A Double Life

A Double Life

George Cukor (1947)

A Double Life, from a screenplay by Ruth Gordon and Garson Kanin, is based on the idea of an actor becoming the role he plays.  (This in turn is based on the idea that an actor is somehow inadequate as a human being – an empty vessel filled by the other people that he temporarily pretends to be.)  I feel this is a well-worn premise although I can’t immediately think of other films or plays propelled by it.   The actor’s name is Anthony John and he is played by Ronald Colman, whose first penetrating look to camera instantly announces a troubled mind.  That look has terrific impact even if in retrospect it doesn’t make much sense:  at this point John is enjoying a huge success in a drawing room comedy on Broadway.  And Colman’s impatience is unnecessary anyway – within a few screen minutes Anthony John is being encouraged to play Othello and what’s to come is certain sure unless you don’t know what happened to the Moor of Venice.

Did those in the know find the film’s realisation of the contemporary theatre world believable?   The smart dialogue and George Cukor’s direction certainly give it a convincing feel.  There’s a crackle to the talk, particularly in the early scenes, about what actors, and this one in particular, do.  Because it’s clear that the protagonist is destined to commit murder (and to pay for it with his life) the focus of A Double Life is on the character of Anthony John and the pressure is on Ronald Colman to keep the film going.  The working out of the plot, once John has murdered Pat, a working-class girl who becomes John’s mistress in the hope of becoming an actress, is mechanical and protracted – there’s not much interest in waiting for the cop played by Edmond O’Brien to catch up with what the audience already knows.   Fortunately, Colman is excellent.  The bright dangerous eyes in a face that’s otherwise pale and ageing are very expressive – and the effect of seeing those eyes through the Moor’s dark make-up is strong.   Colman is vocally less charismatic as Othello on the Broadway stage but he’s powerful speaking lines from the play as he finishes off Pat, who’s well played by Shelley Winters.

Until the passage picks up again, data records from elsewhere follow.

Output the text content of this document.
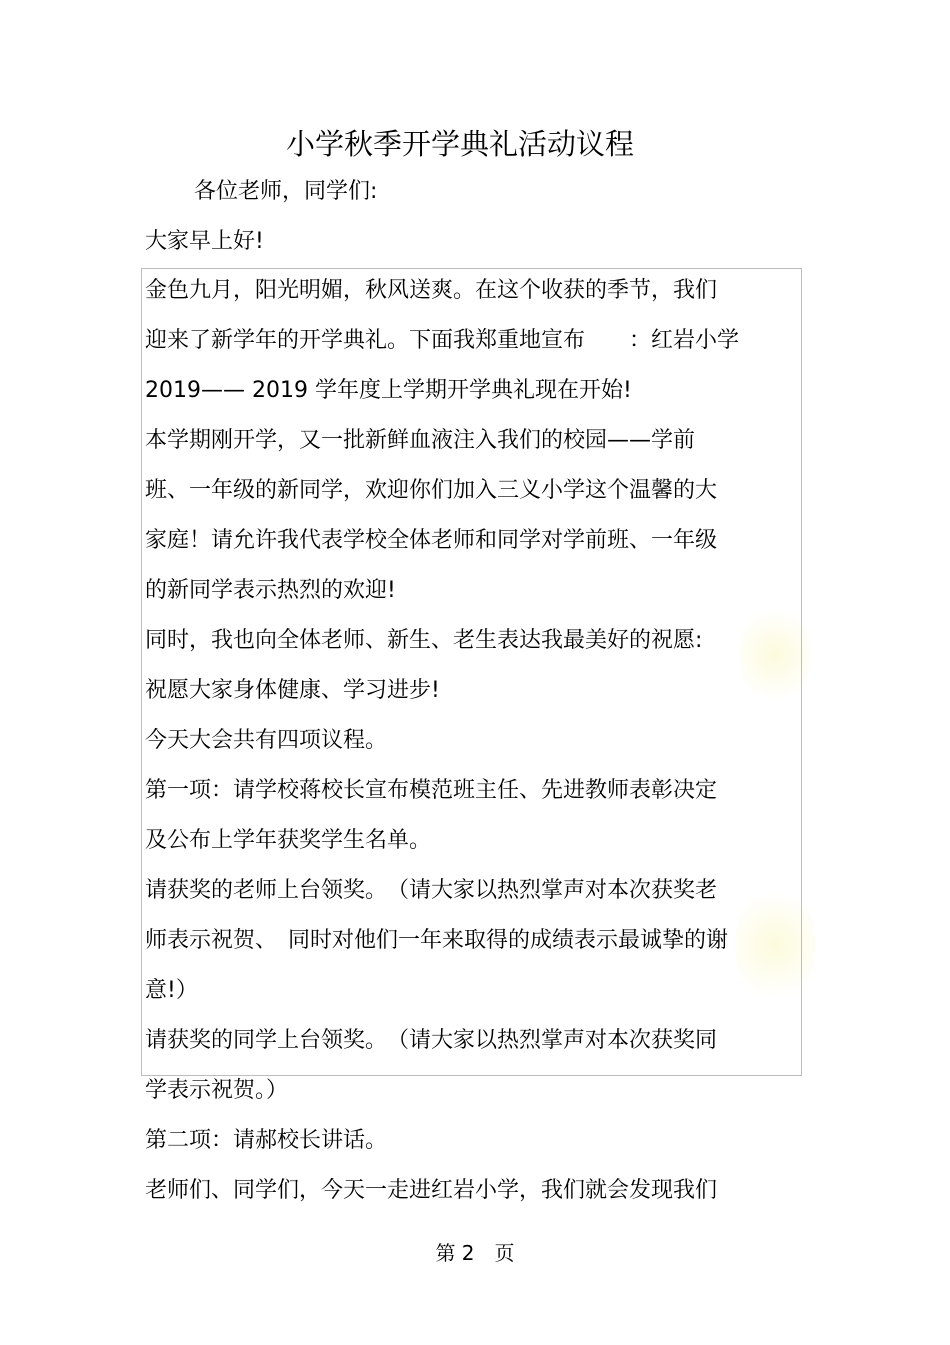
小学秋季开学典礼活动议程
各位老师，同学们:
大家早上好!
金色九月，阳光明媚，秋风送爽。在这个收获的季节，我们
迎来了新学年的开学典礼。下面我郑重地宣布　　：红岩小学
2019—— 2019 学年度上学期开学典礼现在开始!
本学期刚开学，又一批新鲜血液注入我们的校园——学前
班、一年级的新同学，欢迎你们加入三义小学这个温馨的大
家庭！请允许我代表学校全体老师和同学对学前班、一年级
的新同学表示热烈的欢迎!
同时，我也向全体老师、新生、老生表达我最美好的祝愿:
祝愿大家身体健康、学习进步!
今天大会共有四项议程。
第一项：请学校蒋校长宣布模范班主任、先进教师表彰决定
及公布上学年获奖学生名单。
请获奖的老师上台领奖。　（请大家以热烈掌声对本次获奖老
师表示祝贺、　同时对他们一年来取得的成绩表示最诚挚的谢
意!）
请获奖的同学上台领奖。　（请大家以热烈掌声对本次获奖同
学表示祝贺。）
第二项：请郝校长讲话。
老师们、同学们，今天一走进红岩小学，我们就会发现我们
第 2　页
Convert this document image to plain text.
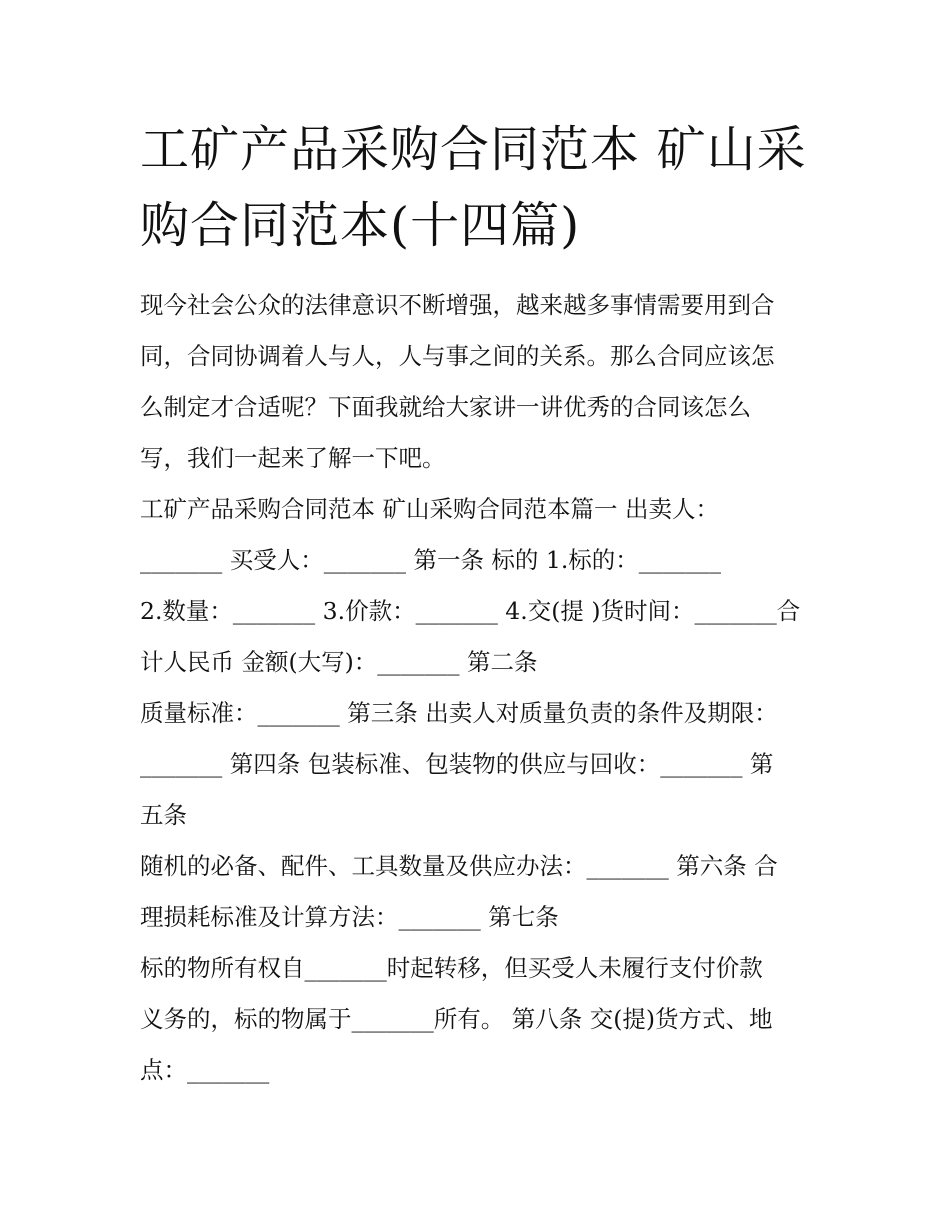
工矿产品采购合同范本 矿山采
购合同范本(十四篇)

现今社会公众的法律意识不断增强，越来越多事情需要用到合

同，合同协调着人与人，人与事之间的关系。那么合同应该怎

么制定才合适呢？下面我就给大家讲一讲优秀的合同该怎么

写，我们一起来了解一下吧。

工矿产品采购合同范本 矿山采购合同范本篇一 出卖人：

_______ 买受人：_______ 第一条 标的 1.标的：_______

2.数量：_______ 3.价款：_______ 4.交(提 )货时间：_______合

计人民币 金额(大写)：_______ 第二条

质量标准：_______ 第三条 出卖人对质量负责的条件及期限：

_______ 第四条 包装标准、包装物的供应与回收：_______ 第

五条

随机的必备、配件、工具数量及供应办法：_______ 第六条 合

理损耗标准及计算方法：_______ 第七条

标的物所有权自_______时起转移，但买受人未履行支付价款

义务的，标的物属于_______所有。 第八条 交(提)货方式、地

点：_______
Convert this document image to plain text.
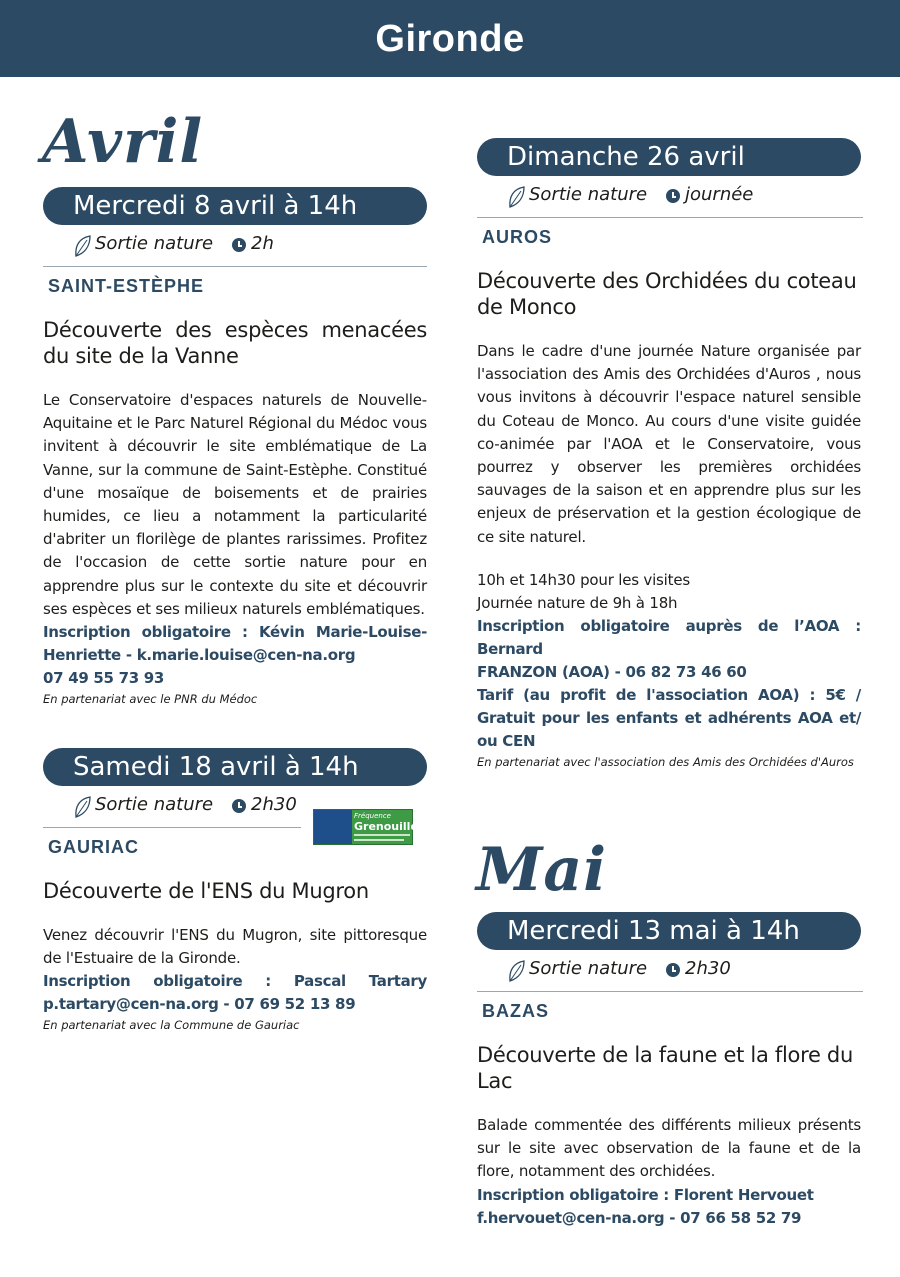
Gironde
Avril
Mercredi 8 avril à 14h
Sortie nature 2h
SAINT-ESTÈPHE
Découverte des espèces menacées du site de la Vanne
Le Conservatoire d'espaces naturels de Nouvelle-Aquitaine et le Parc Naturel Régional du Médoc vous invitent à découvrir le site emblématique de La Vanne, sur la commune de Saint-Estèphe. Constitué d'une mosaïque de boisements et de prairies humides, ce lieu a notamment la particularité d'abriter un florilège de plantes rarissimes. Profitez de l'occasion de cette sortie nature pour en apprendre plus sur le contexte du site et découvrir ses espèces et ses milieux naturels emblématiques.
Inscription obligatoire : Kévin Marie-Louise-
Henriette - k.marie.louise@cen-na.org
07 49 55 73 93
En partenariat avec le PNR du Médoc
Samedi 18 avril à 14h
Sortie nature 2h30
Fréquence
Grenouille
GAURIAC
Découverte de l'ENS du Mugron
Venez découvrir l'ENS du Mugron, site pittoresque de l'Estuaire de la Gironde.
Inscription obligatoire : Pascal Tartary
p.tartary@cen-na.org - 07 69 52 13 89
En partenariat avec la Commune de Gauriac
Dimanche 26 avril
Sortie nature journée
AUROS
Découverte des Orchidées du coteau de Monco
Dans le cadre d'une journée Nature organisée par l'association des Amis des Orchidées d'Auros , nous vous invitons à découvrir l'espace naturel sensible du Coteau de Monco. Au cours d'une visite guidée co-animée par l'AOA et le Conservatoire, vous pourrez y observer les premières orchidées sauvages de la saison et en apprendre plus sur les enjeux de préservation et la gestion écologique de ce site naturel.
10h et 14h30 pour les visites
Journée nature de 9h à 18h
Inscription obligatoire auprès de l’AOA : Bernard
FRANZON (AOA) - 06 82 73 46 60
Tarif (au profit de l'association AOA) : 5€ /
Gratuit pour les enfants et adhérents AOA et/
ou CEN
En partenariat avec l'association des Amis des Orchidées d'Auros
Mai
Mercredi 13 mai à 14h
Sortie nature 2h30
BAZAS
Découverte de la faune et la flore du Lac
Balade commentée des différents milieux présents sur le site avec observation de la faune et de la flore, notamment des orchidées.
Inscription obligatoire : Florent Hervouet
f.hervouet@cen-na.org - 07 66 58 52 79
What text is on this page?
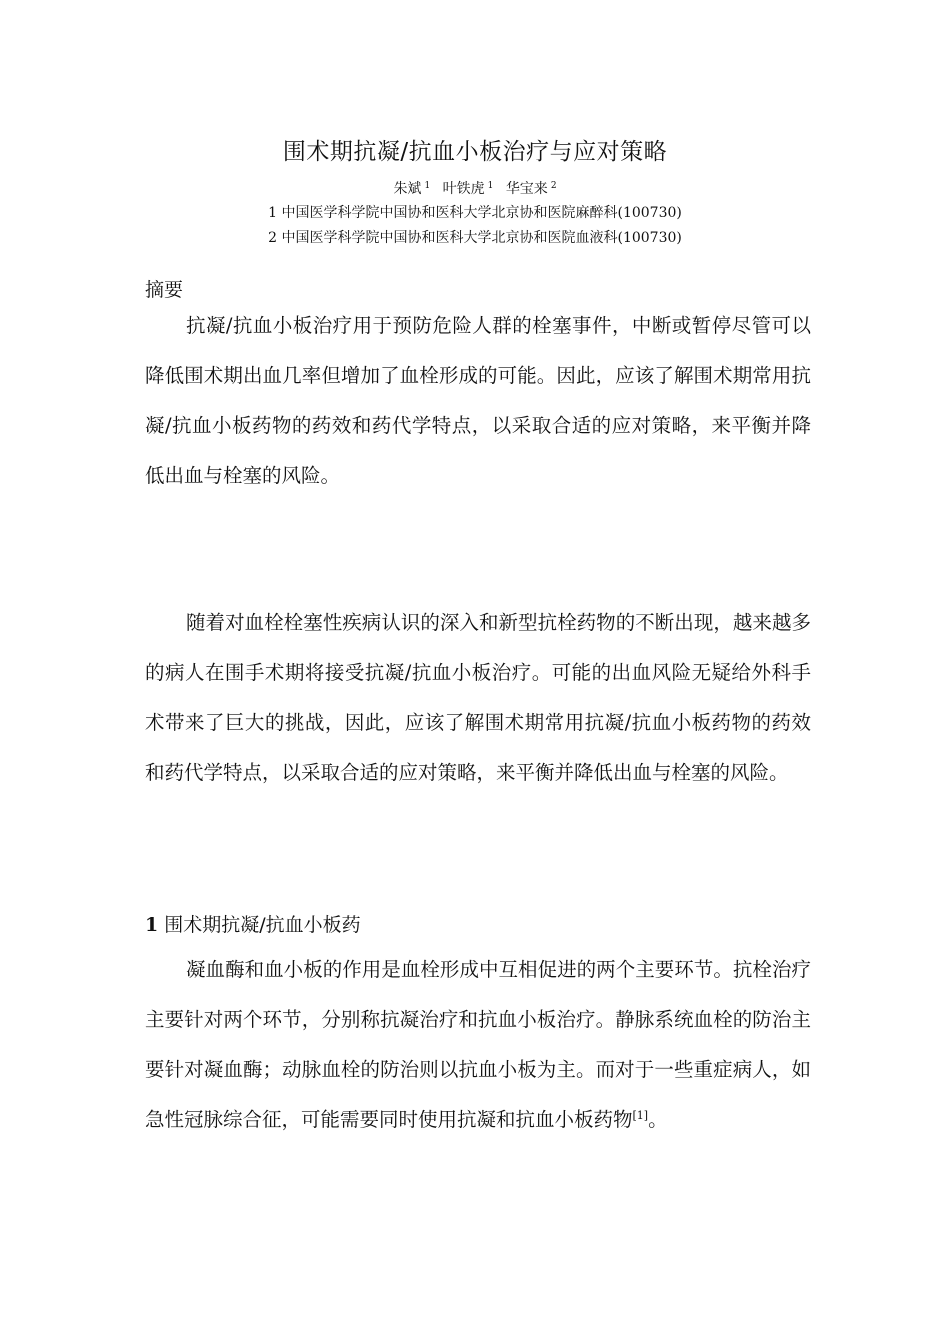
围术期抗凝/抗血小板治疗与应对策略
朱斌 $^1$ 叶铁虎 $^1$ 华宝来 $^2$
1 中国医学科学院中国协和医科大学北京协和医院麻醉科(100730)
2 中国医学科学院中国协和医科大学北京协和医院血液科(100730)
摘要
抗凝/抗血小板治疗用于预防危险人群的栓塞事件，中断或暂停尽管可以降低围术期出血几率但增加了血栓形成的可能。因此，应该了解围术期常用抗凝/抗血小板药物的药效和药代学特点，以采取合适的应对策略，来平衡并降低出血与栓塞的风险。
随着对血栓栓塞性疾病认识的深入和新型抗栓药物的不断出现，越来越多的病人在围手术期将接受抗凝/抗血小板治疗。可能的出血风险无疑给外科手术带来了巨大的挑战，因此，应该了解围术期常用抗凝/抗血小板药物的药效和药代学特点，以采取合适的应对策略，来平衡并降低出血与栓塞的风险。
1 围术期抗凝/抗血小板药
凝血酶和血小板的作用是血栓形成中互相促进的两个主要环节。抗栓治疗主要针对两个环节，分别称抗凝治疗和抗血小板治疗。静脉系统血栓的防治主要针对凝血酶；动脉血栓的防治则以抗血小板为主。而对于一些重症病人，如急性冠脉综合征，可能需要同时使用抗凝和抗血小板药物[1]。
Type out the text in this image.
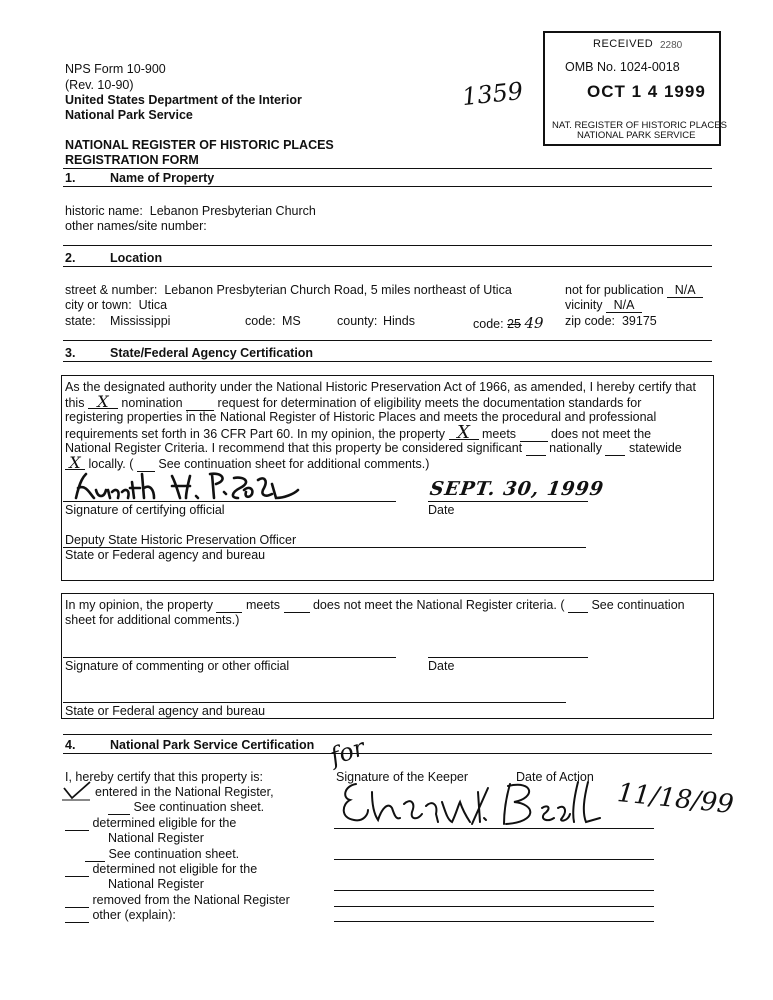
NPS Form 10-900
(Rev. 10-90)
United States Department of the Interior
National Park Service
1359
RECEIVED 2280
OCT 1 4 1999
NAT. REGISTER OF HISTORIC PLACES
NATIONAL PARK SERVICE
OMB No. 1024-0018
NATIONAL REGISTER OF HISTORIC PLACES
REGISTRATION FORM
1.	Name of Property
historic name: Lebanon Presbyterian Church
other names/site number:
2.	Location
street & number: Lebanon Presbyterian Church Road, 5 miles northeast of Utica	not for publication N/A
city or town: Utica	vicinity N/A
state: Mississippi	code: MS	county: Hinds	code: 25 49 zip code: 39175
3.	State/Federal Agency Certification
As the designated authority under the National Historic Preservation Act of 1966, as amended, I hereby certify that
this X nomination	request for determination of eligibility meets the documentation standards for
registering properties in the National Register of Historic Places and meets the procedural and professional
requirements set forth in 36 CFR Part 60. In my opinion, the property X meets	does not meet the
National Register Criteria. I recommend that this property be considered significant nationally statewide
X locally. ( See continuation sheet for additional comments.)
SEPT. 30, 1999
Signature of certifying official	Date
Deputy State Historic Preservation Officer
State or Federal agency and bureau
In my opinion, the property	meets	does not meet the National Register criteria. ( See continuation
sheet for additional comments.)
Signature of commenting or other official	Date
State or Federal agency and bureau
4.	National Park Service Certification
I, hereby certify that this property is:
entered in the National Register,
See continuation sheet.
determined eligible for the
National Register
See continuation sheet.
determined not eligible for the
National Register
removed from the National Register
other (explain):
Signature of the Keeper	Date of Action
for
11/18/99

George Cukor too is much more successful handling the scenes between Anthony John and his ex-wife Brita or with Pat than he is with the scenes from Othello proper (and Signe Hasso also is more persuasive as Brita than she is as Desdemona). There’s a tension and rhythm in these exchanges – particularly John’s first conversation with Pat in the Italian eatery where she’s waitressing – that seem unusual for a Hollywood melodrama of the period.  Cukor orchestrates the most extended excerpt from the play with great care but the effect is not quite right:  this Broadway production of Othello is stranded uneasily between screen Shakespeare and stage Shakespeare.   In visual terms, though, the sequences on stage are good.  They’re dramatically lit (by Milton R Krasner) and the strangulation of Desdemona by a kiss – Anthony John’s big idea for making his Othello unique – is unnerving, just as the people in the theatre audience on the screen feel it to be.